Eltern, die aus vielerlei Gründen schon seit Jahrzehnten im Niedriglohnbereich tätig waren oder Hartz IV bzw. früher Fürsorge bezogen, sind oft nicht in der Lage, ihre Kinder zu einem Leben, in dem es ihnen besser gehen soll, zu motivieren. Oft liegt es auch an der Vorbildung, weil Eltern eher geneigt sind, dem Sohn als späterem Ernährer einer Familie – was heute gar nicht mehr so richtig ist – das Studium zu finanzieren als der Tochter, denn die heiratet ja eh einmal und bleibt wegen der Kinder zu Hause. Die mittlere Generation wie meine Kinder denken da schon anders. Die Unterbrechung durch die Kindererziehungszeiten lassen in der Schnelllebigkeit auch der jetzigen Berufswelt den Anschluss und erst recht die Karrieremöglichkeiten im erlernten Beruf oft nicht mehr zu. Da Frauen auch oftmals noch die Hausarbeit erledigen müssen, fehlen auch zeitlich die Möglicheiten.

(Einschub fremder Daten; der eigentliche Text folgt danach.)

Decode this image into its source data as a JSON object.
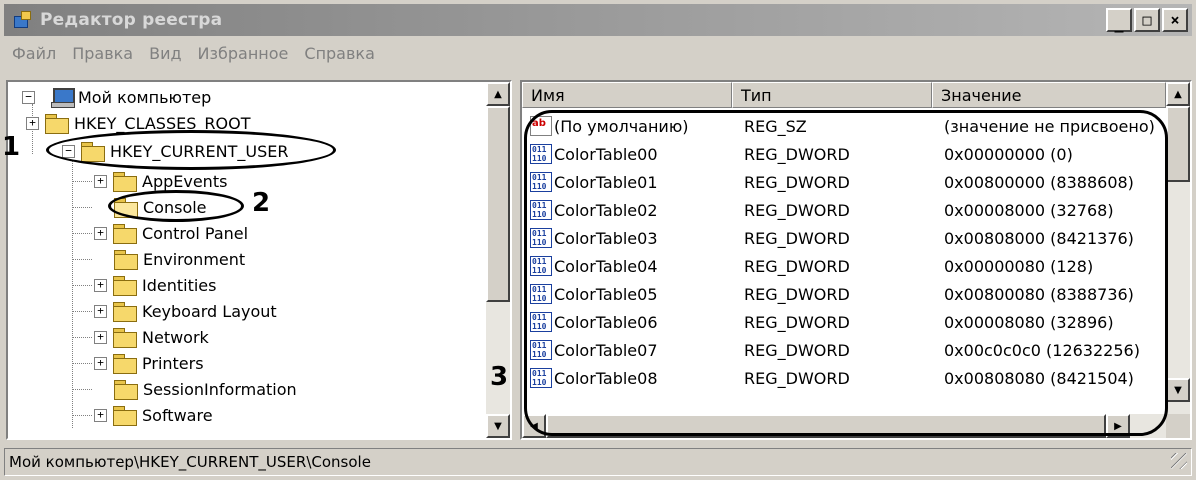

Wir alle wissen, wie schwer es ist auch Frauen für die aktive Kommunalpolitik zu gewinnen. Die Parteien würden gern mehr Kandidatinnen aufstellen, allein es fehlt an Bewerberinnen und oft auch am Selbstvertrauen, dafür geeignet zu sein.
Noch ein Wort zu Sexismus und Missbrauch. Nach meiner Meinung bezieht sich dies nicht nur auf Frauen, sondern auf alle Menschen und zwar unabhängig vom Milieu. Auch unter Schwulen und Lesben gibt es das, wie Olivia Johns letztens in einer Talkshow sagte. Und die muss es ja wissen. Wer die Macht hat oder glaubt, sie zu haben, ist immer in der Versuchung, dies gegenüber „rangniederen“ Personen auch zu nutzen. Sexuelle Übergriffe gibt es laut Statistik vornehmlich im Bereich der engeren und weiteren Familien und auch der Nachbarschaft. Nicht nur Frauen, auch Kinder, Behinderte und psychisch Gestörte sind häufig Opfer. Auch im Erziehungs- und Pflegebereich wird Macht ausgeübt. Pfleger in Krankenhäusern und Alten- und Kinderheimen, Schulen und Internate (Odenwaldschule), Lehrer, Trainer in Sportvereinen und auch der kirchliche Bereich sind nicht davon ausgenommen, ihre Positionen zum Schaden der Schutzbedürftigen auszunutzen. Von daher ist der Frauenförderplan nicht überflüssig, sondern nur ein Teilaspekt dessen, was es alles noch zu tun gibt.
Nur vor einem möchte ich warnen: Wir sollten uns davor hüten, die Frauen, die ihre Bestimmung und ihre Erfüllung darin sehen, den Haushalt ordentlich zu führen und die Kinder zu erziehen, ihrerseits zu diskriminieren. Das haben sie nicht verdient. Ihr Beruf ist die Familie und bei zwei oder mehr Kindern ist das ein Fulltime-Job.